Interesting to see that paper-thanks for posting a link. Although proposing that it should be split into three subspecies wasn't a focus of the paper, I think their results showing support for the hypothesis that populations of R. Quetzals have greatly declined because of habitat fragmentation, and especially that this species is composed of at least three evolutionary significant units. are pretty important.
Although proposing that it should be split into three subspecies wasn't a focus of the paper, I think their results showing support for the hypothesis that populations of R. Quetzals have greatly declined because of habitat fragmentation, and especially that this species is composed of at least three evolutionary significant units. are pretty important.
Indeed, but I’ve got a nagging doubt as often in this case: are the 3 populations different enough so that they need to be recognized as ssp and therefore be all protected or do they need to be all protected and then have to be recognized as ssp ?
Ulrich Schulz & Knut Eisermann. Morphometric differentiation between subspecies of Resplendent Quetzal (Pharomachrus mocinno mocinno and P. m. costaricensis) based on uppertail-coverts. Bull. B.O.C. 2017 137(4).
Summary.—Resplendent Quetal Pharomachrus mocinno is endemic to montane
cloud forests of Middle America. Disjunct populations in the highlands north
(southern Mexico and northern Central America) and south of the lowlands of
Nicaragua (Costa Rica and Panama) have been recognised subspecifcally by
several authorities (e.g. Ridgway 1911, Cory 1919, Dickinson & Remsen 2013, Gill
& Donsker 2017), but have also been suggested to merit species status (Solórzano
& Oyama 2010). We present morphometric diferences in the elongated uppertailcoverts
of adult males. We analysed width and length of the uppertail-coverts of
73 adult male specimens in European ornithological collections. Mean width and
mean length of the uppertail-coverts were signifcantly greater in northern P. m.

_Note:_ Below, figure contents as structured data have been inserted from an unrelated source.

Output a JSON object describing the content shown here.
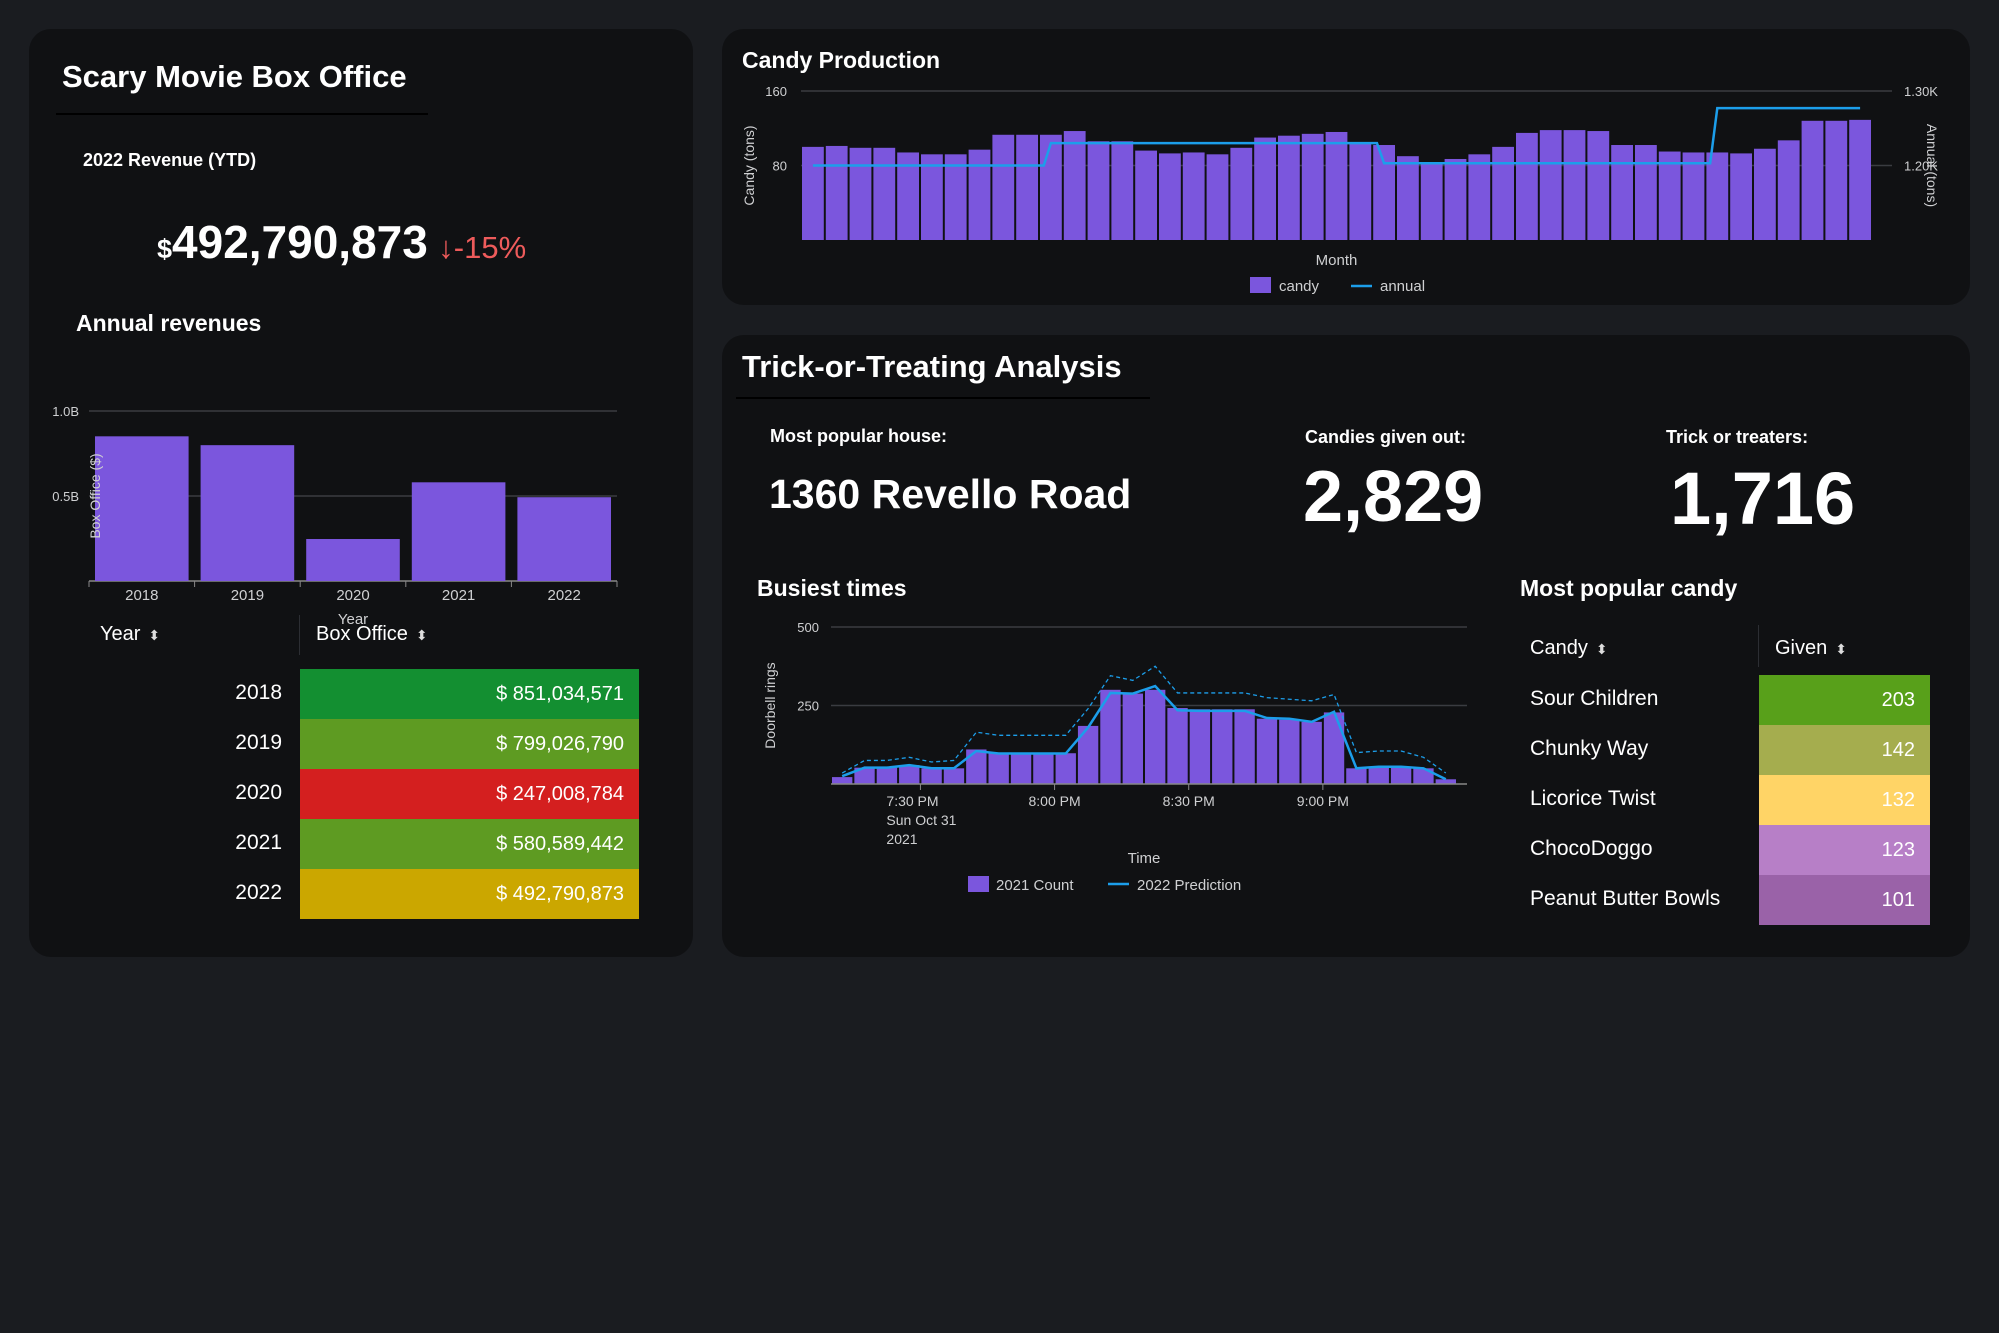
{
  "box_office": {
    "title": "Scary Movie Box Office",
    "revenue_label": "2022 Revenue (YTD)",
    "currency": "$",
    "revenue_value": "492,790,873",
    "trend_arrow": "↓",
    "trend_value": "-15%",
    "trend_color": "#ee5b5b",
    "annual_title": "Annual revenues",
    "table": {
      "col_year": "Year",
      "col_box": "Box Office",
      "rows": [
        {
          "year": "2018",
          "value": "$ 851,034,571",
          "color": "#138f31"
        },
        {
          "year": "2019",
          "value": "$ 799,026,790",
          "color": "#5e9b22"
        },
        {
          "year": "2020",
          "value": "$ 247,008,784",
          "color": "#d41f1f"
        },
        {
          "year": "2021",
          "value": "$ 580,589,442",
          "color": "#5e9b22"
        },
        {
          "year": "2022",
          "value": "$ 492,790,873",
          "color": "#cba700"
        }
      ]
    }
  },
  "candy_production": {
    "title": "Candy Production"
  },
  "trick": {
    "title": "Trick-or-Treating Analysis",
    "house_label": "Most popular house:",
    "house_value": "1360 Revello Road",
    "candies_label": "Candies given out:",
    "candies_value": "2,829",
    "treaters_label": "Trick or treaters:",
    "treaters_value": "1,716",
    "busiest_title": "Busiest times",
    "candy_title": "Most popular candy",
    "candy_table": {
      "col_candy": "Candy",
      "col_given": "Given",
      "rows": [
        {
          "name": "Sour Children",
          "given": "203",
          "color": "#58a01a"
        },
        {
          "name": "Chunky Way",
          "given": "142",
          "color": "#a5ad4e"
        },
        {
          "name": "Licorice Twist",
          "given": "132",
          "color": "#ffd466"
        },
        {
          "name": "ChocoDoggo",
          "given": "123",
          "color": "#b77fc7"
        },
        {
          "name": "Peanut Butter Bowls",
          "given": "101",
          "color": "#9a62a8"
        }
      ]
    }
  },
  "colors": {
    "bar": "#7b56dd",
    "line": "#1c9eea"
  },
  "chart_data": [
    {
      "id": "annual_revenues",
      "type": "bar",
      "title": "Annual revenues",
      "categories": [
        "2018",
        "2019",
        "2020",
        "2021",
        "2022"
      ],
      "values": [
        851034571,
        799026790,
        247008784,
        580589442,
        492790873
      ],
      "xlabel": "Year",
      "ylabel": "Box Office ($)",
      "ylim": [
        0,
        1000000000
      ],
      "yticks": [
        {
          "v": 500000000,
          "label": "0.5B"
        },
        {
          "v": 1000000000,
          "label": "1.0B"
        }
      ],
      "grid": true
    },
    {
      "id": "candy_production",
      "type": "bar",
      "title": "Candy Production",
      "xlabel": "Month",
      "ylabel": "Candy (tons)",
      "y2label": "Annual (tons)",
      "ylim": [
        0,
        160
      ],
      "yticks": [
        {
          "v": 80,
          "label": "80"
        },
        {
          "v": 160,
          "label": "160"
        }
      ],
      "y2lim": [
        1100,
        1300
      ],
      "y2ticks": [
        {
          "v": 1200,
          "label": "1.20K"
        },
        {
          "v": 1300,
          "label": "1.30K"
        }
      ],
      "series": [
        {
          "name": "candy",
          "type": "bar",
          "values": [
            100,
            101,
            99,
            99,
            94,
            92,
            92,
            97,
            113,
            113,
            113,
            117,
            106,
            106,
            96,
            93,
            94,
            92,
            99,
            110,
            112,
            114,
            116,
            104,
            102,
            90,
            82,
            87,
            92,
            100,
            115,
            118,
            118,
            117,
            102,
            102,
            95,
            94,
            94,
            93,
            98,
            107,
            128,
            128,
            129
          ]
        },
        {
          "name": "annual",
          "type": "line",
          "values": [
            1200,
            1200,
            1200,
            1200,
            1200,
            1200,
            1200,
            1200,
            1200,
            1200,
            1230,
            1230,
            1230,
            1230,
            1230,
            1230,
            1230,
            1230,
            1230,
            1230,
            1230,
            1230,
            1230,
            1230,
            1203,
            1203,
            1203,
            1203,
            1203,
            1203,
            1203,
            1203,
            1203,
            1203,
            1203,
            1203,
            1203,
            1203,
            1277,
            1277,
            1277,
            1277,
            1277,
            1277,
            1277
          ]
        }
      ],
      "legend": "bottom"
    },
    {
      "id": "busiest_times",
      "type": "bar",
      "title": "Busiest times",
      "xlabel": "Time",
      "ylabel": "Doorbell rings",
      "ylim": [
        0,
        500
      ],
      "yticks": [
        {
          "v": 250,
          "label": "250"
        },
        {
          "v": 500,
          "label": "500"
        }
      ],
      "xticks": [
        "7:30 PM\nSun Oct 31\n2021",
        "8:00 PM",
        "8:30 PM",
        "9:00 PM"
      ],
      "series": [
        {
          "name": "2021 Count",
          "type": "bar",
          "values": [
            22,
            52,
            52,
            60,
            50,
            50,
            110,
            98,
            98,
            98,
            98,
            185,
            300,
            288,
            300,
            242,
            238,
            238,
            238,
            208,
            205,
            198,
            228,
            50,
            55,
            55,
            50,
            15
          ]
        },
        {
          "name": "2022 Prediction",
          "type": "line",
          "values": [
            25,
            52,
            52,
            60,
            50,
            50,
            105,
            97,
            97,
            97,
            97,
            180,
            290,
            288,
            312,
            235,
            233,
            233,
            233,
            210,
            208,
            198,
            230,
            50,
            55,
            55,
            50,
            15
          ]
        },
        {
          "name": "2022 Prediction upper",
          "type": "band",
          "values": [
            35,
            75,
            75,
            85,
            70,
            75,
            165,
            155,
            155,
            155,
            155,
            240,
            345,
            330,
            375,
            290,
            290,
            290,
            290,
            275,
            270,
            265,
            285,
            100,
            105,
            105,
            85,
            35
          ]
        }
      ],
      "legend": "bottom"
    }
  ]
}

mocinno compared to southern P. m. costaricensis. Our data support a previously
published proposal to treat the two taxa as species based on molecular and other
Pablo Bolaños-Sittler, Jérôme Sueur, Jérôme Fuchs & Thierry Aubin (2019) Vocalisation of the rare and flagship species Pharomachrus mocinno (Aves: Trogonidae): implications for its taxonomy, evolution and conservation, Bioacoustics, DOI: 10.1080/09524622.2019.1647877
The Resplendent Quetzal Pharomachrus mocinno is a rare Neotropical bird included in the IUCN red list as Near Threatened. Fragmentation of its habitat, the cloud forest, is considered as the principal threat. Two subspecies are currently recognised but genetic and morphometric studies suggested they could be considered as full species. We assessed whether male vocalisation would support a species delimitation hypothesis. We recorded in the field and downloaded from sound archives vocalisation of 57 individuals from 30 different localities distributed in 11 countries. We estimated the acoustic differences of all the Pharomachrus taxa with multivariate analyses and machine learning techniques. Our results show vocal differences between P. m. mocinno and P. m. costaricensis that could have a molecular basis, potentially due to genetic drift developed during the more than three million years of separation of P. m. mocinno (from Mexico to Nicaragua) and P. m. costaricensis (Costa Rica and Panama). We therefore suggest that P. mocinno could potentially be divided into two species. A possible separation of these taxa into two species could have important consequences for the conservation status of the Resplendent Quetzals, and redirect conservation efforts for these taxa.
With thanks to Tom Schulenberg for bringing this to our attention.
The page in the Zoonomen list (i.e., 312) is wrong -- but the year is not.
The quetzal is Pharomacrus costaricensis Cabanis 1869, and is on the next page (313, footnote signed "Der Herausgeber" = Cabanis), as also correctly indicated by the Richmond index card.
Malacoptila costaricensis Cabanis 1862 (confusingly also on p. 312 in 1869) is considered a synonym of Malacoptila panamensis Lafresnaye (White-whiskered Puffbird), see e.g. the Peters CL, 6:17.
The phrasing in the abstract is a bit messy, but these recordings cover all the species in the genus. ("We estimated the acoustic differences of all the Pharomachrus taxa" should probably have occurred before the sentence that precedes it, not after it.)
(The detail of the recordings is in the supplementary file which is freely accessible on the publisher's website.)